In Tom’s chamber the soiled uniform was removed, the matted hair laid back, the parched lips moistened, the unconscious invalid clothed in linen white and clean. A doctor came, bowed his ear to Robert’s breast to catch the beating of the heart, and moistened the parched lips.

“Fever has burned him up. The tide is nearly out. It is only a question of a few hours,” he said.

Through the night, Ruth, sitting by his bedside, in the calm and stillness, heard the clock strike the passing hours. At times she heard, through the open windows, the faint ripple of the surf rolling in from the restless sea. Soon for him the waves of life would break upon a shoreless ocean. It was her hand that fanned him; that wiped the death-damp from his forehead; dropped the refreshing cordial on his tongue; held the mirror to his nostrils to ascertain if still, perchance, he breathed. The tides of the ocean had reached their farthest ebb and were setting towards the flood once more, bringing sweet and refreshing odors from the ever-heaving sea. The night winds were drying the dampness from the marble brow. Day was dawning, its amber light flowing along the horizon. The fluttering heart was beating more strongly; more deep the breathing.

“Oh, ’Rinthia! He isn’t going; he’s coming back. God has heard my prayer,” said Ruth.

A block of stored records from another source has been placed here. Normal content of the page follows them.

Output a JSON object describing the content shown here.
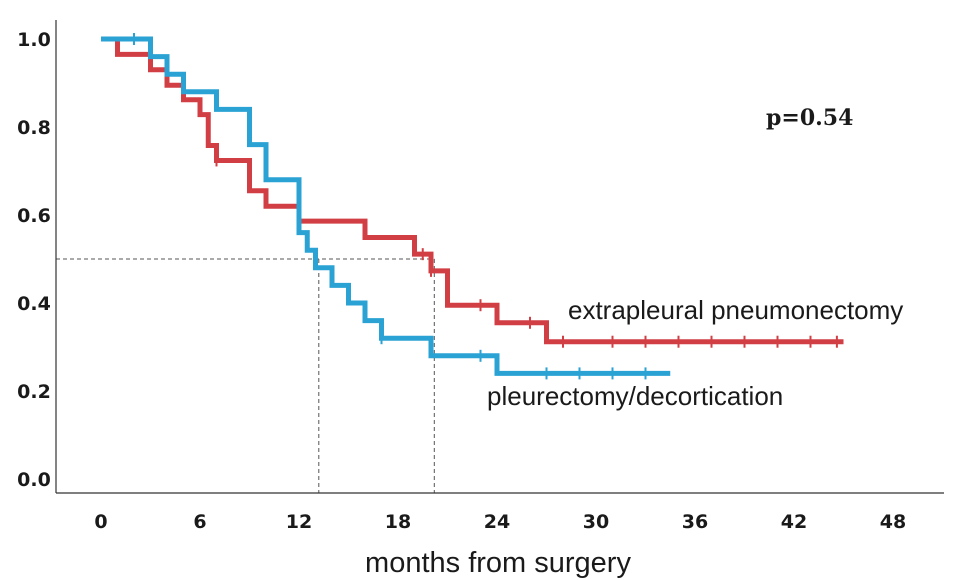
{
  "chart_data": {
    "type": "line",
    "subtype": "kaplan-meier step",
    "xlabel": "months from surgery",
    "ylabel": "",
    "xlim": [
      -3,
      51
    ],
    "ylim": [
      0,
      1.03
    ],
    "xticks": [
      "0",
      "6",
      "12",
      "18",
      "24",
      "30",
      "36",
      "42",
      "48"
    ],
    "yticks": [
      "0.0",
      "0.2",
      "0.4",
      "0.6",
      "0.8",
      "1.0"
    ],
    "annotation": "p=0.54",
    "reference_y": 0.5,
    "medians": [
      13.2,
      20.2
    ],
    "series": [
      {
        "name": "extrapleural pneumonectomy",
        "color": "#d13f45",
        "x": [
          0,
          1,
          3,
          4,
          5,
          6,
          6.5,
          7,
          8,
          9,
          9.5,
          10,
          11,
          12,
          13,
          15,
          16,
          19,
          20,
          21,
          22,
          24,
          27,
          30,
          33,
          36,
          39,
          42,
          45
        ],
        "y": [
          1.0,
          0.965,
          0.93,
          0.895,
          0.862,
          0.828,
          0.758,
          0.724,
          0.724,
          0.655,
          0.655,
          0.62,
          0.62,
          0.586,
          0.586,
          0.586,
          0.549,
          0.511,
          0.473,
          0.395,
          0.395,
          0.355,
          0.312,
          0.312,
          0.312,
          0.312,
          0.312,
          0.312,
          0.312
        ],
        "censor_x": [
          7,
          19.5,
          20,
          23,
          26,
          28,
          31,
          33,
          35,
          37,
          39,
          41,
          43,
          44.6
        ]
      },
      {
        "name": "pleurectomy/decortication",
        "color": "#2ba2d4",
        "x": [
          0,
          3,
          4,
          5,
          6,
          7,
          9,
          10,
          12,
          12.5,
          13,
          14,
          15,
          16,
          17,
          20,
          24,
          34.5
        ],
        "y": [
          1.0,
          0.96,
          0.92,
          0.88,
          0.88,
          0.84,
          0.76,
          0.68,
          0.56,
          0.52,
          0.48,
          0.44,
          0.4,
          0.36,
          0.32,
          0.28,
          0.24,
          0.24
        ],
        "censor_x": [
          2,
          17,
          23,
          27,
          29,
          31,
          33
        ]
      }
    ]
  }
}
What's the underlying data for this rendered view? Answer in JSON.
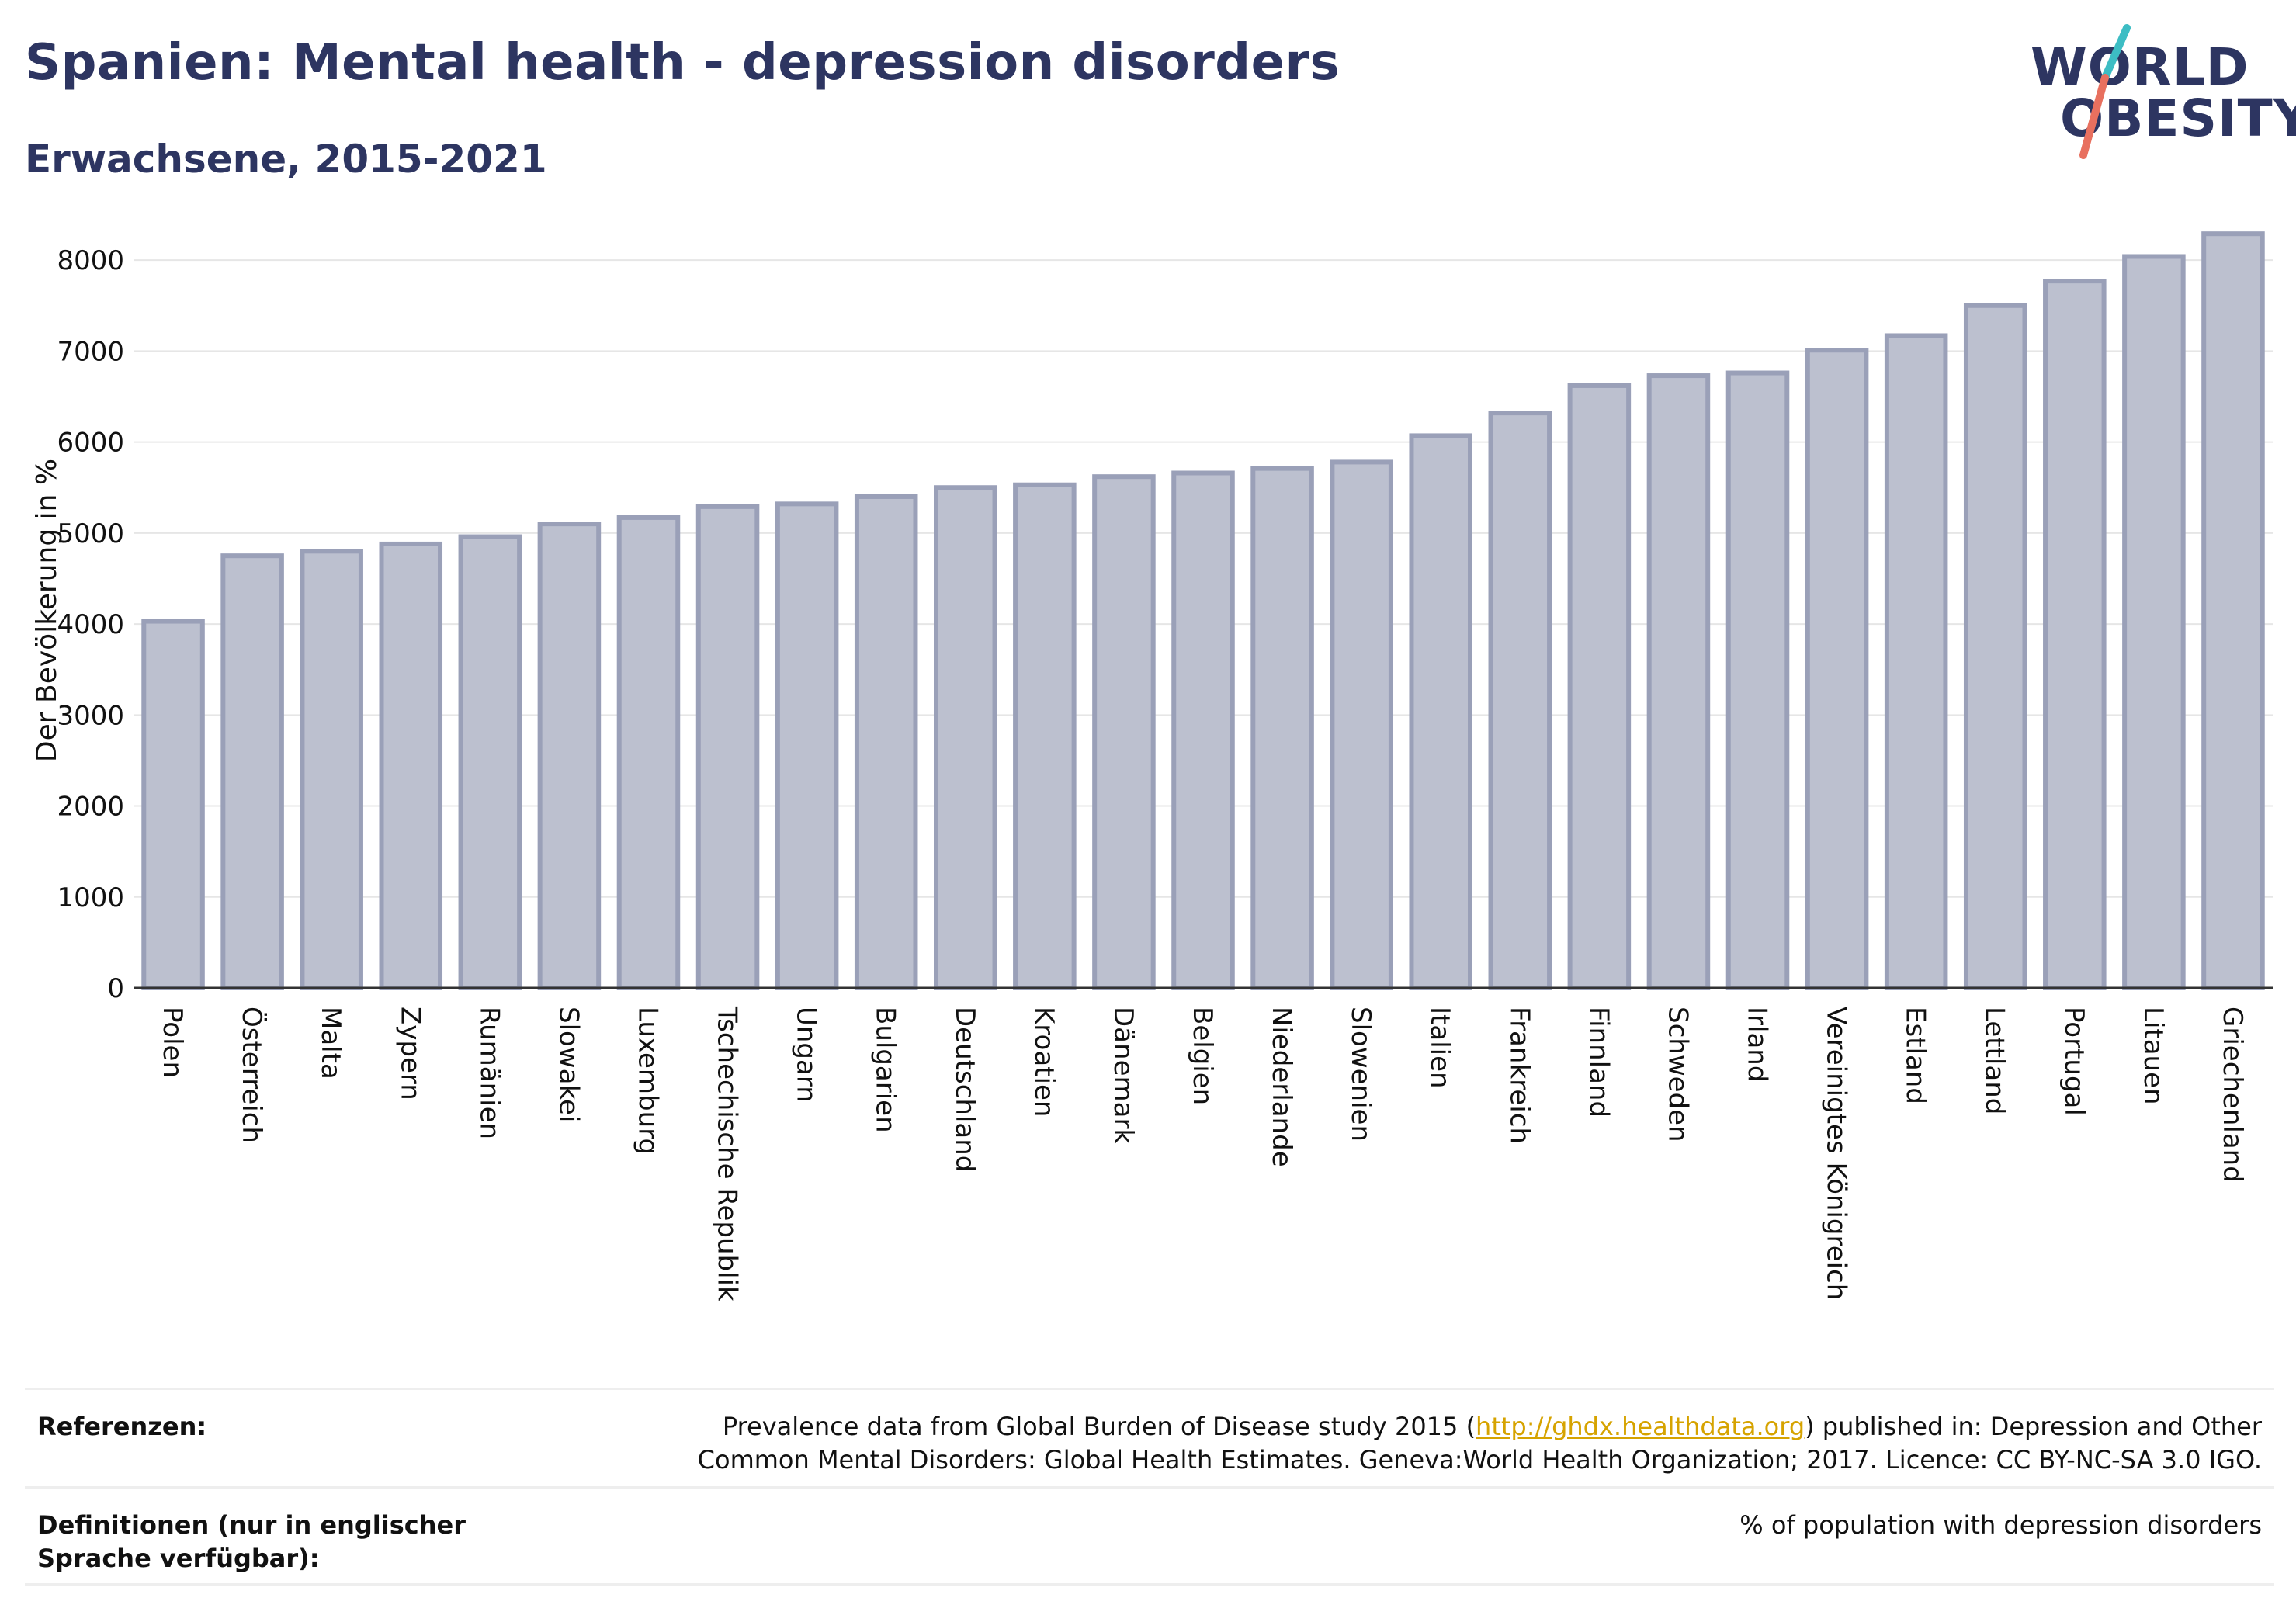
{
  "header": {
    "title": "Spanien: Mental health - depression disorders",
    "subtitle": "Erwachsene, 2015-2021"
  },
  "logo": {
    "line1": "WORLD",
    "line2": "OBESITY",
    "accent_teal": "#3dbdc4",
    "accent_red": "#e8705f"
  },
  "chart_data": {
    "type": "bar",
    "ylabel": "Der Bevölkerung in %",
    "ylim": [
      0,
      8300
    ],
    "yticks": [
      0,
      1000,
      2000,
      3000,
      4000,
      5000,
      6000,
      7000,
      8000
    ],
    "grid": true,
    "bar_color": "#bcc0cf",
    "bar_edge_color": "#9aa0b8",
    "categories": [
      "Polen",
      "Österreich",
      "Malta",
      "Zypern",
      "Rumänien",
      "Slowakei",
      "Luxemburg",
      "Tschechische Republik",
      "Ungarn",
      "Bulgarien",
      "Deutschland",
      "Kroatien",
      "Dänemark",
      "Belgien",
      "Niederlande",
      "Slowenien",
      "Italien",
      "Frankreich",
      "Finnland",
      "Schweden",
      "Irland",
      "Vereinigtes Königreich",
      "Estland",
      "Lettland",
      "Portugal",
      "Litauen",
      "Griechenland"
    ],
    "values": [
      4030,
      4750,
      4800,
      4880,
      4960,
      5100,
      5170,
      5290,
      5320,
      5400,
      5500,
      5530,
      5620,
      5660,
      5710,
      5780,
      6070,
      6320,
      6620,
      6730,
      6760,
      7010,
      7170,
      7500,
      7770,
      8040,
      8290
    ]
  },
  "references": {
    "label": "Referenzen:",
    "text_before": "Prevalence data from Global Burden of Disease study 2015 (",
    "link": "http://ghdx.healthdata.org",
    "text_after": ") published in: Depression and Other Common Mental Disorders: Global Health Estimates. Geneva:World Health Organization; 2017. Licence: CC BY-NC-SA 3.0 IGO."
  },
  "definitions": {
    "label": "Definitionen (nur in englischer Sprache verfügbar):",
    "text": "% of population with depression disorders"
  }
}
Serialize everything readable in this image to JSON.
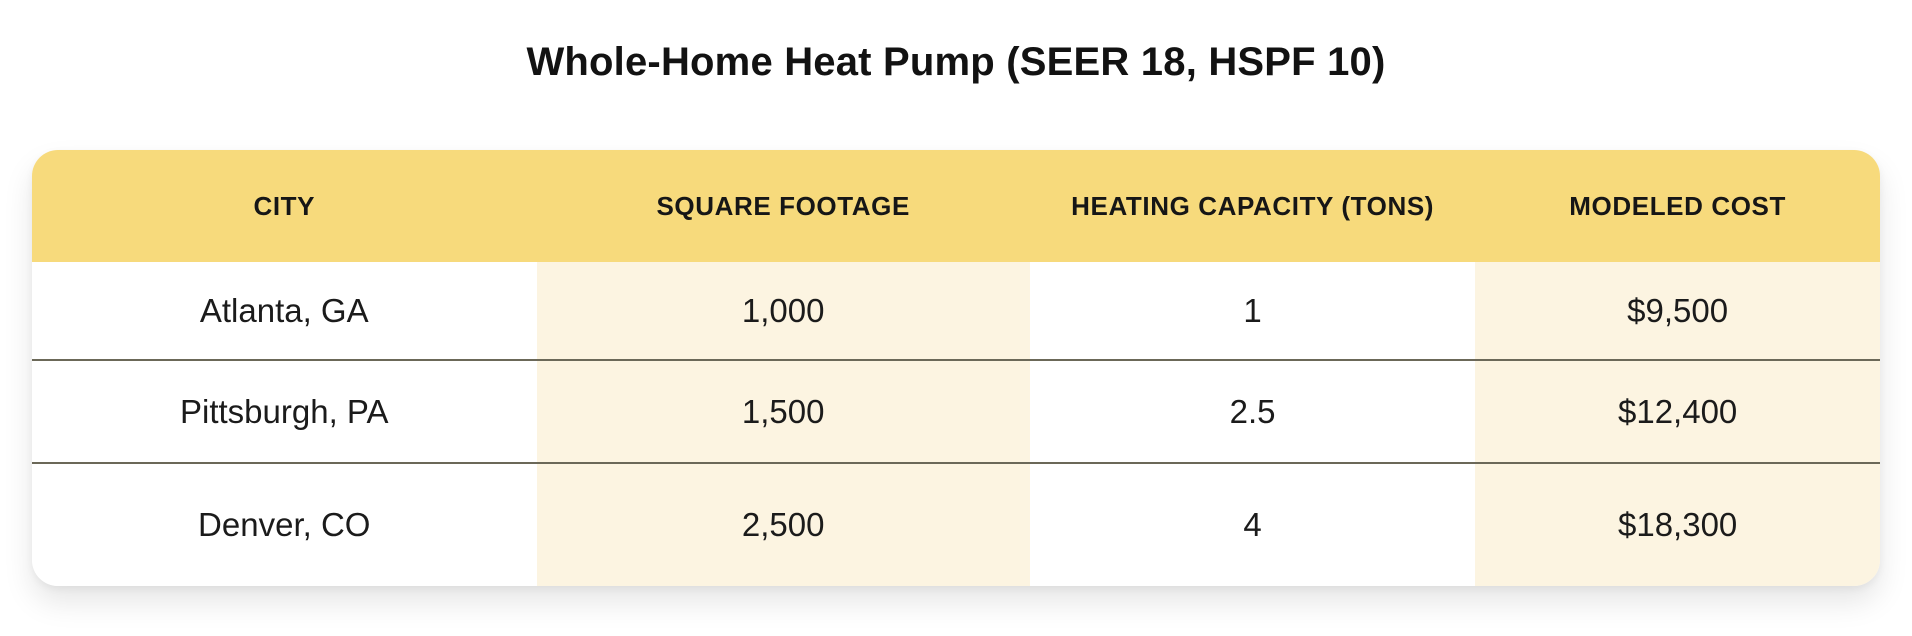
{
  "title": "Whole-Home Heat Pump (SEER 18, HSPF 10)",
  "chart_data": {
    "type": "table",
    "title": "Whole-Home Heat Pump (SEER 18, HSPF 10)",
    "columns": [
      "CITY",
      "SQUARE FOOTAGE",
      "HEATING CAPACITY (TONS)",
      "MODELED COST"
    ],
    "rows": [
      [
        "Atlanta, GA",
        "1,000",
        "1",
        "$9,500"
      ],
      [
        "Pittsburgh, PA",
        "1,500",
        "2.5",
        "$12,400"
      ],
      [
        "Denver, CO",
        "2,500",
        "4",
        "$18,300"
      ]
    ],
    "numeric": {
      "square_footage": [
        1000,
        1500,
        2500
      ],
      "heating_capacity_tons": [
        1,
        2.5,
        4
      ],
      "modeled_cost_usd": [
        9500,
        12400,
        18300
      ]
    },
    "striped_columns": [
      1,
      3
    ],
    "layout": "header row yellow, data columns 2 and 4 cream-striped, thin dark dividers between data rows"
  },
  "colors": {
    "header_bg": "#f7da7c",
    "stripe_bg": "#fcf4e1",
    "divider": "#6b6858",
    "text": "#161616",
    "page_bg": "#ffffff"
  }
}
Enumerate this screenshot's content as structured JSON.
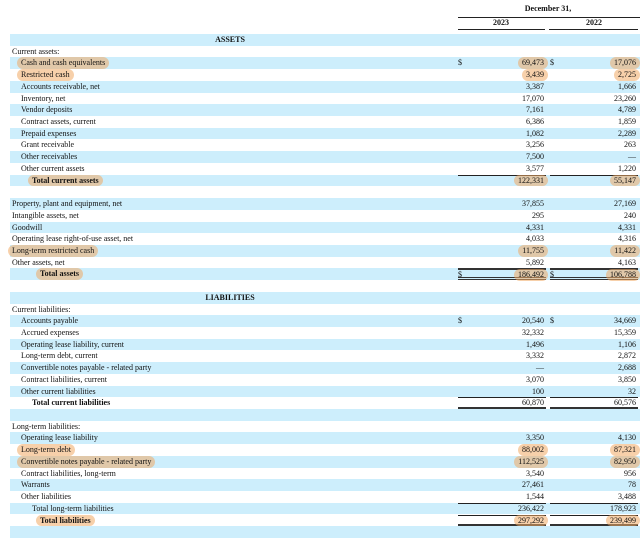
{
  "header": {
    "period": "December 31,",
    "col_2023": "2023",
    "col_2022": "2022"
  },
  "colors": {
    "stripe": "#cdeefc",
    "highlight": "#f0aa64"
  },
  "rows": [
    {
      "type": "section",
      "label": "ASSETS",
      "blue": true
    },
    {
      "label": "Current assets:",
      "indent": 0
    },
    {
      "label": "Cash and cash equivalents",
      "v2023": "69,473",
      "v2022": "17,076",
      "dollar": true,
      "indent": 1,
      "hl": true,
      "blue": true
    },
    {
      "label": "Restricted cash",
      "v2023": "3,439",
      "v2022": "2,725",
      "indent": 1,
      "hl": true
    },
    {
      "label": "Accounts receivable, net",
      "v2023": "3,387",
      "v2022": "1,666",
      "indent": 1,
      "blue": true
    },
    {
      "label": "Inventory, net",
      "v2023": "17,070",
      "v2022": "23,260",
      "indent": 1
    },
    {
      "label": "Vendor deposits",
      "v2023": "7,161",
      "v2022": "4,789",
      "indent": 1,
      "blue": true
    },
    {
      "label": "Contract assets, current",
      "v2023": "6,386",
      "v2022": "1,859",
      "indent": 1
    },
    {
      "label": "Prepaid expenses",
      "v2023": "1,082",
      "v2022": "2,289",
      "indent": 1,
      "blue": true
    },
    {
      "label": "Grant receivable",
      "v2023": "3,256",
      "v2022": "263",
      "indent": 1
    },
    {
      "label": "Other receivables",
      "v2023": "7,500",
      "v2022": "—",
      "indent": 1,
      "blue": true
    },
    {
      "label": "Other current assets",
      "v2023": "3,577",
      "v2022": "1,220",
      "indent": 1
    },
    {
      "label": "Total current assets",
      "v2023": "122,331",
      "v2022": "55,147",
      "indent": 2,
      "bold": true,
      "hl": true,
      "blue": true,
      "top": "thin"
    },
    {
      "label": ""
    },
    {
      "label": "Property, plant and equipment, net",
      "v2023": "37,855",
      "v2022": "27,169",
      "indent": 0,
      "blue": true
    },
    {
      "label": "Intangible assets, net",
      "v2023": "295",
      "v2022": "240",
      "indent": 0
    },
    {
      "label": "Goodwill",
      "v2023": "4,331",
      "v2022": "4,331",
      "indent": 0,
      "blue": true
    },
    {
      "label": "Operating lease right-of-use asset, net",
      "v2023": "4,033",
      "v2022": "4,316",
      "indent": 0
    },
    {
      "label": "Long-term restricted cash",
      "v2023": "11,755",
      "v2022": "11,422",
      "indent": 0,
      "hl": true,
      "blue": true
    },
    {
      "label": "Other assets, net",
      "v2023": "5,892",
      "v2022": "4,163",
      "indent": 0
    },
    {
      "label": "Total assets",
      "v2023": "186,492",
      "v2022": "106,788",
      "dollar": true,
      "indent": 3,
      "bold": true,
      "hl": true,
      "blue": true,
      "top": "thick",
      "bottom": "double"
    },
    {
      "label": ""
    },
    {
      "type": "section",
      "label": "LIABILITIES",
      "blue": true
    },
    {
      "label": "Current liabilities:",
      "indent": 0
    },
    {
      "label": "Accounts payable",
      "v2023": "20,540",
      "v2022": "34,669",
      "dollar": true,
      "indent": 1,
      "blue": true
    },
    {
      "label": "Accrued expenses",
      "v2023": "32,332",
      "v2022": "15,359",
      "indent": 1
    },
    {
      "label": "Operating lease liability, current",
      "v2023": "1,496",
      "v2022": "1,106",
      "indent": 1,
      "blue": true
    },
    {
      "label": "Long-term debt, current",
      "v2023": "3,332",
      "v2022": "2,872",
      "indent": 1
    },
    {
      "label": "Convertible notes payable - related party",
      "v2023": "—",
      "v2022": "2,688",
      "indent": 1,
      "blue": true
    },
    {
      "label": "Contract liabilities, current",
      "v2023": "3,070",
      "v2022": "3,850",
      "indent": 1
    },
    {
      "label": "Other current liabilities",
      "v2023": "100",
      "v2022": "32",
      "indent": 1,
      "blue": true
    },
    {
      "label": "Total current liabilities",
      "v2023": "60,870",
      "v2022": "60,576",
      "indent": 2,
      "bold": true,
      "top": "thin",
      "bottom": "thick"
    },
    {
      "label": "",
      "blue": true
    },
    {
      "label": "Long-term liabilities:",
      "indent": 0
    },
    {
      "label": "Operating lease liability",
      "v2023": "3,350",
      "v2022": "4,130",
      "indent": 1,
      "blue": true
    },
    {
      "label": "Long-term debt",
      "v2023": "88,002",
      "v2022": "87,321",
      "indent": 1,
      "hl": true
    },
    {
      "label": "Convertible notes payable - related party",
      "v2023": "112,525",
      "v2022": "82,950",
      "indent": 1,
      "hl": true,
      "blue": true
    },
    {
      "label": "Contract liabilities, long-term",
      "v2023": "3,540",
      "v2022": "956",
      "indent": 1
    },
    {
      "label": "Warrants",
      "v2023": "27,461",
      "v2022": "78",
      "indent": 1,
      "blue": true
    },
    {
      "label": "Other liabilities",
      "v2023": "1,544",
      "v2022": "3,488",
      "indent": 1
    },
    {
      "label": "Total long-term liabilities",
      "v2023": "236,422",
      "v2022": "178,923",
      "indent": 2,
      "blue": true,
      "top": "thin"
    },
    {
      "label": "Total liabilities",
      "v2023": "297,292",
      "v2022": "239,499",
      "indent": 3,
      "bold": true,
      "hl": true,
      "top": "thin",
      "bottom": "thick"
    },
    {
      "label": "",
      "blue": true
    }
  ],
  "currency_symbol": "$"
}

The sun was rising, and its rays streaming into the chamber. The closed eyes slowly opened and gazed wonderingly. Where was he? What the meaning of this flood of light? No longer straggling beams through iron-grated windows, no longer the bare floor and earth-polluted garments, but linen white and clean. Was it an angel bending over him,—whose eyes of love and infinite tenderness looked into his own? Was it one of the seraphim that pressed her lips to his, that dropped tears upon his cheeks? Were there tears in Heaven? Surely this must be Paradise! The eyes closed, the vision faded, but the angel still was fanning the fevered cheeks.

As shone the face of Moses, the lawgiver of Israel, when he descended from the Mount of God, so the countenance of Ruth Newville was illuminated by a divine radiance when once more she entered her home. During the night she had been transfigured.

“What has happened, daughter?” her father asked.

“Where have you been? what is it?” the exclamation of the mother, gazing with wonder and amazement upon the face of her child.

“Sit down, please, and I will tell you. I must go back to the beginning. Do you remember a day, six years ago, one September afternoon, when I came into the house greatly agitated? and when you asked, as you have now, what had happened, I would not make reply?”

“Yes, Ruth, and you have been a mystery to me ever since that afternoon,” said Mrs. Newville.